- Church: Episcopal Church
- Diocese: Easton
- Elected: June 23, 1949
- In office: 1949–1966
- Predecessor: William McClelland
- Successor: George A. Taylor

Orders
- Ordination: December 1934 by Ernest M. Stires
- Consecration: November 9, 1949 by Noble C. Powell

Personal details
- Born: April 10, 1901 Jersey City, New Jersey, United States
- Died: April 24, 1991 (aged 90) Naples, Florida
- Denomination: Anglican
- Parents: Frank O. Miller & Julia Louise Hilldring
- Spouse: Etta Merrill Vigue

= Allen J. Miller =

American bishop

Allen Jerome Miller (April 10, 1901 – April 24, 1991) was an American prelate who served as the fifth Bishop of Easton between 1949 and 1966.

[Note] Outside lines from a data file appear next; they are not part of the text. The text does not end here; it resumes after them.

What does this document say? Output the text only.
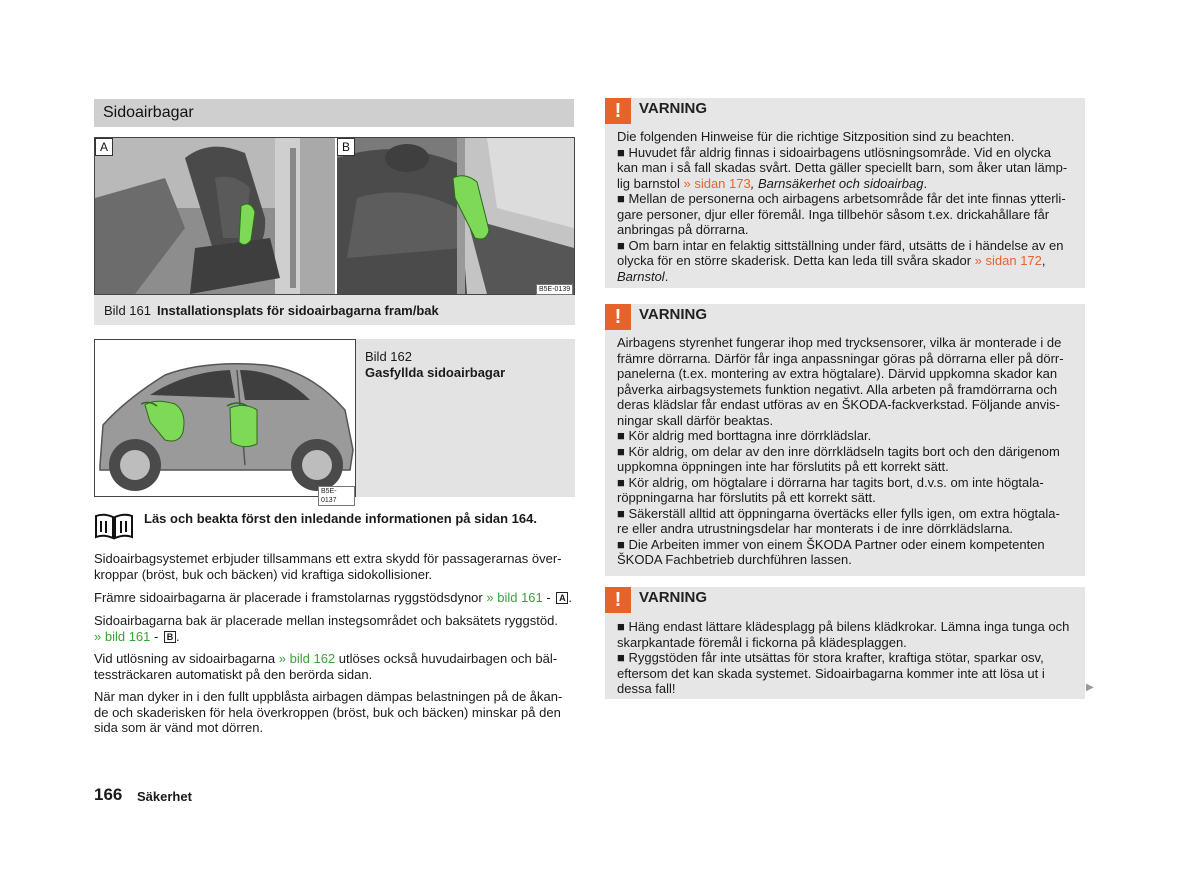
Sidoairbagar
A	B
B5E-0139
Bild 161 Installationsplats för sidoairbagarna fram/bak
B5E-0137
Bild 162
Gasfyllda sidoairbagar
Läs och beakta först den inledande informationen på sidan 164.
Sidoairbagsystemet erbjuder tillsammans ett extra skydd för passagerarnas över-
kroppar (bröst, buk och bäcken) vid kraftiga sidokollisioner.
Främre sidoairbagarna är placerade i framstolarnas ryggstödsdynor » bild 161 - A .
Sidoairbagarna bak är placerade mellan instegsområdet och baksätets ryggstöd.
» bild 161 - B .
Vid utlösning av sidoairbagarna » bild 162 utlöses också huvudairbagen och bäl-
tessträckaren automatiskt på den berörda sidan.
När man dyker in i den fullt uppblåsta airbagen dämpas belastningen på de åkan-
de och skaderisken för hela överkroppen (bröst, buk och bäcken) minskar på den
sida som är vänd mot dörren.
166 Säkerhet
!	VARNING
Die folgenden Hinweise für die richtige Sitzposition sind zu beachten.
■ Huvudet får aldrig finnas i sidoairbagens utlösningsområde. Vid en olycka
kan man i så fall skadas svårt. Detta gäller speciellt barn, som åker utan lämp-
lig barnstol » sidan 173, Barnsäkerhet och sidoairbag.
■ Mellan de personerna och airbagens arbetsområde får det inte finnas ytterli-
gare personer, djur eller föremål. Inga tillbehör såsom t.ex. drickahållare får
anbringas på dörrarna.
■ Om barn intar en felaktig sittställning under färd, utsätts de i händelse av en
olycka för en större skaderisk. Detta kan leda till svåra skador » sidan 172,
Barnstol.
!	VARNING
Airbagens styrenhet fungerar ihop med trycksensorer, vilka är monterade i de
främre dörrarna. Därför får inga anpassningar göras på dörrarna eller på dörr-
panelerna (t.ex. montering av extra högtalare). Därvid uppkomna skador kan
påverka airbagsystemets funktion negativt. Alla arbeten på framdörrarna och
deras klädslar får endast utföras av en ŠKODA-fackverkstad. Följande anvis-
ningar skall därför beaktas.
■ Kör aldrig med borttagna inre dörrklädslar.
■ Kör aldrig, om delar av den inre dörrklädseln tagits bort och den därigenom
uppkomna öppningen inte har förslutits på ett korrekt sätt.
■ Kör aldrig, om högtalare i dörrarna har tagits bort, d.v.s. om inte högtala-
röppningarna har förslutits på ett korrekt sätt.
■ Säkerställ alltid att öppningarna övertäcks eller fylls igen, om extra högtala-
re eller andra utrustningsdelar har monterats i de inre dörrklädslarna.
■ Die Arbeiten immer von einem ŠKODA Partner oder einem kompetenten
ŠKODA Fachbetrieb durchführen lassen.
!	VARNING
■ Häng endast lättare klädesplagg på bilens klädkrokar. Lämna inga tunga och
skarpkantade föremål i fickorna på klädesplaggen.
■ Ryggstöden får inte utsättas för stora krafter, kraftiga stötar, sparkar osv,
eftersom det kan skada systemet. Sidoairbagarna kommer inte att lösa ut i
dessa fall!	▶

==Early life and education==
Miller was born in Jersey City, New Jersey on April 10, 1901, the son of Frank O. Miller and Julia Louise Hilldring. He was educated at the William L. Dickinson High School. He then studied at Johnson College in Knoxville, Tennessee and graduated with a Bachelor of Arts in 1924. He then attended the Yale Divinity School and graduated with a Bachelor of Divinity in 1930. That same year, he was made a Yale Fellow, being awarded the Hocker-Dwight Fellowship which enabled him to study abroad. He then studied at the University of Edinburgh from where he graduated with a Doctor of Philosophy with honors in 1934.

==Ordained ministry==
Initially Miller was ordained as a Presbyterian minister; however, after joining the Episcopal Church, he was ordained deacon in June 1934 by Bishop John Insley Blair Larned, Suffragan of Long Island, and priest in December 1934, by Bishop Ernest M. Stires of Long Island. On July 30, 1940, he married Etta Merrill Vigue. After ordination, he became priest-in-charge of St Anne's Church in Bridgehampton, New York, and in 1936 became assistant priest at St Thomas' Church in Washington D.C., until 1937. Between 1937 and 1944 he served as rector of Trinity Church in Utica, New York. In 1944 he became rector of the Church of the Messiah in Baltimore, Maryland.

==Bishop==
Miller was elected Bishop of Easton on the fifth bishop during a special convention of the diocese on June 23, 1949. He was consecrated on November 9, 1949, in Christ Church (Easton, Maryland) by Bishop Noble C. Powell of Maryland. He resigned his post on December 31, 1966, with effect as from January 1, 1967.

==Author==
Miller is the author of two books titles The Kingdom of Inner Meaning (1936) and An Introduction of a Theory of Christian Education.